Duas mensagens principais: só quem é competente pode ser independente e, por outro lado, não faz sentido falar em conflitos de interesse, em temas como o Novo Banco ou o Banif, porque não foi o Governo – leia-se, o ministro das Finanças – quem tomou as decisões (de resolução, venda ou outras) que marcaram essas instituições: foi o Banco de Portugal. Em pouco mais de um tweet, pode resumir-se assim a mensagem que Mário Centeno quis passar na audição parlamentar que foi vista como pouco mais do que uma formalidade no caminho até à liderança do Banco de Portugal. Isto embora o partido Iniciativa Liberal tenha atirado uma pedra para esse caminho: uma providência cautelar.

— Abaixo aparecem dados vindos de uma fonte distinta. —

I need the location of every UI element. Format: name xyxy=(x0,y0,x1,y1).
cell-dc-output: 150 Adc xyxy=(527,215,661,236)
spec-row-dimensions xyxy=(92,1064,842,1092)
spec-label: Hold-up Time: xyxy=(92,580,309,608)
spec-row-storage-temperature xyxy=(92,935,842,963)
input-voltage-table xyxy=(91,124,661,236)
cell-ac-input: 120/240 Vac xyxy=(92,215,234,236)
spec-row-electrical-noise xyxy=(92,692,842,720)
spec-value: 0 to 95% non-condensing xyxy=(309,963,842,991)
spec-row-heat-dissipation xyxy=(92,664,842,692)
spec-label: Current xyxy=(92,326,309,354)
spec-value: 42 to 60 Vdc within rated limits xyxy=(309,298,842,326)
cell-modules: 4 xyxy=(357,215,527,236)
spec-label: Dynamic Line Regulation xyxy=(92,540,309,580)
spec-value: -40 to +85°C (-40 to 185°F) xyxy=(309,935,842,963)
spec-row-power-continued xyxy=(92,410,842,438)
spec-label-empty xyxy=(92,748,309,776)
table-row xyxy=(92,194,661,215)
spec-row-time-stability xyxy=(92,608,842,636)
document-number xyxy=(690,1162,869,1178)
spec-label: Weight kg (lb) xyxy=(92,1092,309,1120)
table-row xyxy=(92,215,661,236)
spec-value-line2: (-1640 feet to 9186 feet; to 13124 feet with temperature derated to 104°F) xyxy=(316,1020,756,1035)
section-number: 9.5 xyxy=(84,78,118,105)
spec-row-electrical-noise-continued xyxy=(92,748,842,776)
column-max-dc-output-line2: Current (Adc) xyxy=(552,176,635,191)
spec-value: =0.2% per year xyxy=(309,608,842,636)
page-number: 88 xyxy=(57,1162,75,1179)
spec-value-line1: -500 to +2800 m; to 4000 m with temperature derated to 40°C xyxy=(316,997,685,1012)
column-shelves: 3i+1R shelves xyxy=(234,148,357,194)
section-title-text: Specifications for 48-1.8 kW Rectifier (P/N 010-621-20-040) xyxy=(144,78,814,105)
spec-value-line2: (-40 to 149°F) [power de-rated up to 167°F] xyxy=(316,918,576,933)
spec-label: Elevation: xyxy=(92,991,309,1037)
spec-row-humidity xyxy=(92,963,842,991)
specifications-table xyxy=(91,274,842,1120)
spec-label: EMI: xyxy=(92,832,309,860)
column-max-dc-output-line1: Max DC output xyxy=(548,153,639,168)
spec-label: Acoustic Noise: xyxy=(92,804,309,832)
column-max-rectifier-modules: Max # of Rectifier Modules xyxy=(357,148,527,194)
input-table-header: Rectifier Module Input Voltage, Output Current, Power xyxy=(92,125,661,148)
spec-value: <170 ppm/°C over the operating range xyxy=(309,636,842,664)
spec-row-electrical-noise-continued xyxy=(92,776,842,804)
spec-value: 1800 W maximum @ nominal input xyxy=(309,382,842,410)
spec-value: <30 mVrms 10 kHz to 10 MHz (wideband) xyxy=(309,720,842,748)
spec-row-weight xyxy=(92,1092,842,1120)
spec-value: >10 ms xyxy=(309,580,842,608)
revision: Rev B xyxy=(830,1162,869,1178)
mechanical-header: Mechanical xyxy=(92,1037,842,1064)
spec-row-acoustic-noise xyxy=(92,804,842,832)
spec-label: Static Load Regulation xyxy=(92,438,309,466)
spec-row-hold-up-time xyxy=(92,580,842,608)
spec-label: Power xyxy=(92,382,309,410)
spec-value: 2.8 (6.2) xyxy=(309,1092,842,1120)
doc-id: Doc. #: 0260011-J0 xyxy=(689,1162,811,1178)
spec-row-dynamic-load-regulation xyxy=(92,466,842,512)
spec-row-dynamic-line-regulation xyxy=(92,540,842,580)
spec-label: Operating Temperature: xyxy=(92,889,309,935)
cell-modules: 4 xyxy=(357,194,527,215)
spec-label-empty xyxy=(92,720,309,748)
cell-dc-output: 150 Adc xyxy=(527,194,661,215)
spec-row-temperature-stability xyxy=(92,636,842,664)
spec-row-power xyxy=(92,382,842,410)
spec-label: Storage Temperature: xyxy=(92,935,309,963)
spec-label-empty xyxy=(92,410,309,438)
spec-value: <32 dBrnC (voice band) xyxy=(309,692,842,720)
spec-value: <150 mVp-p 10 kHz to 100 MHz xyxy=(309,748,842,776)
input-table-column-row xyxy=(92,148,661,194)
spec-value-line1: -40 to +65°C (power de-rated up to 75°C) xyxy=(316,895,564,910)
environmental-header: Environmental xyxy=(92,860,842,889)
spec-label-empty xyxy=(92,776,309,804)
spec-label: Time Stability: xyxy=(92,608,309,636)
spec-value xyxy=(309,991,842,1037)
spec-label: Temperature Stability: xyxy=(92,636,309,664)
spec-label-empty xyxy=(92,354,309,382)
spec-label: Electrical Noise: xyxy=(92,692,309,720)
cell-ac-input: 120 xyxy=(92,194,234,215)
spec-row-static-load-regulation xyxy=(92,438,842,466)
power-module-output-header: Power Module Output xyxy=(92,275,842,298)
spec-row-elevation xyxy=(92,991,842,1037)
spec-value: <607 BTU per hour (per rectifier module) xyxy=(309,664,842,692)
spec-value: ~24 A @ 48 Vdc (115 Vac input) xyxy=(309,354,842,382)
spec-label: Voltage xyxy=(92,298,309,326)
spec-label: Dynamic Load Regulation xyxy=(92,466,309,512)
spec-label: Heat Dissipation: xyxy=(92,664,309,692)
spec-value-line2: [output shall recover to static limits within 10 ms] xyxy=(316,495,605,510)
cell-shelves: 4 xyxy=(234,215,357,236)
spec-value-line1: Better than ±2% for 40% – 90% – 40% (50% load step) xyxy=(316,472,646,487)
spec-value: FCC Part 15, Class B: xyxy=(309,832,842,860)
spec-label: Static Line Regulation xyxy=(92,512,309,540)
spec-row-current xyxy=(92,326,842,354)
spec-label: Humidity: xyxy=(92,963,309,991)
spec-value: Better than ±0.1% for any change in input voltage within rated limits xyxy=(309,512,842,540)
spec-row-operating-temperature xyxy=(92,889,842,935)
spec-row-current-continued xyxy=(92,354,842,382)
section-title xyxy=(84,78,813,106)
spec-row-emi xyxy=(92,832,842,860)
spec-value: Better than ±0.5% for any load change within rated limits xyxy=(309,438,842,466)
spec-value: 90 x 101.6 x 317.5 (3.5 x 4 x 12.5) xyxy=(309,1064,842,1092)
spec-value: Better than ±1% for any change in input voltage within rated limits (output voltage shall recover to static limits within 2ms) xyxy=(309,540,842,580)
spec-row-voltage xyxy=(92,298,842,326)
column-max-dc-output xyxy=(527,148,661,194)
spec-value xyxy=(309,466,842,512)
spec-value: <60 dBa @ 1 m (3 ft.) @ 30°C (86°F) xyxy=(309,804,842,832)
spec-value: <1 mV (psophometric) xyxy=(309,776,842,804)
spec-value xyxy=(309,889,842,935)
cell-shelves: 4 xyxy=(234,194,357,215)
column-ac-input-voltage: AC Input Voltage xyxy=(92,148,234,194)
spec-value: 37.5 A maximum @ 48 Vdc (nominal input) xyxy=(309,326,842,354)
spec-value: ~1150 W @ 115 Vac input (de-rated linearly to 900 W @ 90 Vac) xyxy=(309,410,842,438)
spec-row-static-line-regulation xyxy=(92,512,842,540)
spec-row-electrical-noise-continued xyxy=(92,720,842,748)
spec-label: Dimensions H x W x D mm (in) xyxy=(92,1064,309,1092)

Depois de ler uma declaração inicial a velocidade supersónica, como quem tem pressa de ser nomeado governador, Centeno sublinhou: “Sinto-me qualificado, motivado e apoiado para estas funções” – isto apesar de quase todos os partidos lhe terem dito, na cara, que não consideravam que Centeno deveria, por ter sido ministro das Finanças tão recentemente, ser a pessoa escolhida para o cargo.

O PSD foi o primeiro partido a dizer que Centeno não “preenche as condições para exercer com independência e credibilidade” o cargo de próximo governador do Banco de Portugal. E, mais tarde, o mesmo deputado, Duarte Pacheco, viria a apontar o que considera ser uma incongruência fundamental na posição de Centeno em todo este processo: por um lado, puxa dos galões dizendo que o Governo onde teve papel de destaque foi determinante para estabilizar o setor bancário a partir de 2016 mas, por outro lado, desvaloriza a sua intervenção – a de Centeno – em processos que continuam sem solução total, como a resolução do BES e venda do Novo Banco, a resolução do Banif e venda da operação ao Santander: “Não foi o Governo que vendeu o Novo Banco nem resolveu o Banif. Foi o Banco de Portugal“.

É com este tipo de argumentação que Mário Centeno diz não ver razões para pedir escusa, caso seja nomeado, quando estes temas forem tratados no Banco de Portugal. Seja como for, disse Centeno, numa das frases mais icónicas desta audição parlamentar: por ter sido ex-ministro das Finanças e presidente do Eurogrupo, teve uma influência ou um conhecimento direto sobre uma enormidade tão grande de temas que, se falássemos em conflitos de interesse desta forma, “não arranjava emprego em Portugal nas próximas décadas“.